À Londres, Prague ou Amsterdam, Lucques, Carcassonne, Bruges et Tolède : on peut aujourd’hui visiter un peu partout en Europe les musées de la torture et frissonner devant leurs effroyables chaises cloutées ou piloris d’un autre âge. Une enseigne racole, en lettres gothiques sur fond rouge : «  Musée de la Torture  » et, le plus souvent, «  du Moyen Âge  ». Le cliché a la vie dure et l’âge dit «  moyen  » semble condamné, dans les représentations collectives, à n’être que celui des violences brutales et perverses. Ce n’est donc pas le moindre des mérites du livre de Faustine Harang, dédié à la «  question  » - puisque c’est ainsi que l’on appelait, en droit, la torture - que d’en finir avec cette idée reçue qui fait les délices du touriste-voyeuriste d’aujourd’hui.
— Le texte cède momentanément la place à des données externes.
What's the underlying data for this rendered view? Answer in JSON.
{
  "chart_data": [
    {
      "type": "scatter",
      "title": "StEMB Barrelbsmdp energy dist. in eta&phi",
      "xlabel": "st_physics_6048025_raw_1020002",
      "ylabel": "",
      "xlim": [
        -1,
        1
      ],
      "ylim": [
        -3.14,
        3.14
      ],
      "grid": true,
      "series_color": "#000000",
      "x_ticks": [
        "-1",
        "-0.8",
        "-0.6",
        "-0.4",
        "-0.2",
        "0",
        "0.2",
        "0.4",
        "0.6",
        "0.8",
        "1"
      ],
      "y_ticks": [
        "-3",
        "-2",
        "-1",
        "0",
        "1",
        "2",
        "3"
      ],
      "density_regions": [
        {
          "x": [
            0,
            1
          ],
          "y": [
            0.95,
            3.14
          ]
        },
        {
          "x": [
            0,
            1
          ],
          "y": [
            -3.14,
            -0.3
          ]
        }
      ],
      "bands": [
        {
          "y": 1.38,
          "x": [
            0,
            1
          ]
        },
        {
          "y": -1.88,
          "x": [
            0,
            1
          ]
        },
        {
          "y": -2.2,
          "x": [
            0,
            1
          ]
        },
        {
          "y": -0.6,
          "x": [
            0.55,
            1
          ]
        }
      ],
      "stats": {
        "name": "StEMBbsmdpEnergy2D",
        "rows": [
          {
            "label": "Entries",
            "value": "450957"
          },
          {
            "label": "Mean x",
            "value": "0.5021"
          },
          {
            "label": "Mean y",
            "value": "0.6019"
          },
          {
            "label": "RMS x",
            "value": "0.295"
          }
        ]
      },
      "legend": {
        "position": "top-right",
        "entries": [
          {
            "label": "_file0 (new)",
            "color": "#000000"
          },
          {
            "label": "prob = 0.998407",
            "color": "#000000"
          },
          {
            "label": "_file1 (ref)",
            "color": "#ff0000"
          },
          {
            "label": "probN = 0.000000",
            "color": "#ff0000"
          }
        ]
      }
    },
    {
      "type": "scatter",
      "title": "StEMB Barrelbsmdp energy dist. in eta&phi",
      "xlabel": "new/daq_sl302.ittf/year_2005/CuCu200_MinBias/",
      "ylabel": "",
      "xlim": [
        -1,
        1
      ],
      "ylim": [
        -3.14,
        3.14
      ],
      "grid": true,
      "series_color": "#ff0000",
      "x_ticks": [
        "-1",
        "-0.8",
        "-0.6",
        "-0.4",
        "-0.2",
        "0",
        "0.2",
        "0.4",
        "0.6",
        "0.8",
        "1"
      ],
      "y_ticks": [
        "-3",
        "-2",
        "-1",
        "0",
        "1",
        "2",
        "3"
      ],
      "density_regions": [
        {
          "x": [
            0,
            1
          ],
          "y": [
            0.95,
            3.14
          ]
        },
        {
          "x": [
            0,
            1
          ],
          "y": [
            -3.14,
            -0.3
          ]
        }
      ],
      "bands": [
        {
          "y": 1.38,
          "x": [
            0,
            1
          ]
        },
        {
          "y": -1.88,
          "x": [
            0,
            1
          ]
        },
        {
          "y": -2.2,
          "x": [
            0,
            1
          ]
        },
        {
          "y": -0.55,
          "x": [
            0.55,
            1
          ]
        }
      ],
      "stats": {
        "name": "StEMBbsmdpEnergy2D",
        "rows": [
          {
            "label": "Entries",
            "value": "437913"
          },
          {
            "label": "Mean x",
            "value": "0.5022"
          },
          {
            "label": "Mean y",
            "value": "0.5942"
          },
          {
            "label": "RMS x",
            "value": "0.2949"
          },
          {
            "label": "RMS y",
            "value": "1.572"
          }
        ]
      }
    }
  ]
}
L’historienne montre en effet qu’en dehors de la répression des hérésies, la place de la torture dans le système judiciaire médiéval fut non seulement réduite, mais aussi très contrôlée.

Terrain d’enquête

Dans ce livre tiré de sa thèse de doctorat [1], écrit dans une langue claire et agréable, mais allégé de l’appareil critique, F. Harang se propose d’historiciser la pratique de la torture, dite «  gehine  » en ancien français ou «  géhenne  » (un mot que l’on utilisait également en référence à l’Enfer et qui laisse entendre le lien entre la justice de Dieu et la justice des hommes). Elle montre d’emblée que la naissance de la torture en Europe, à laquelle les Romains recouraient déjà [2], s’ancre dans un moment bien précis du Moyen Âge. Introduite au XIIIe siècle, cette forme de violence judiciaire est d’abord liée à l’emploi de la procédure inquisitoire qui permet au juge d’user de moyens extraordinaires pour extirper l’aveu de l’accusé. Elle découle également du lent déclin de l’ordalie - cette épreuve de l’eau ou du feu officiellement interdite par le concile de Latran IV en 1215 [3] - que la torture remplace dans le système probatoire occidental, une fois que l’Église lui a donné son aval en 1252.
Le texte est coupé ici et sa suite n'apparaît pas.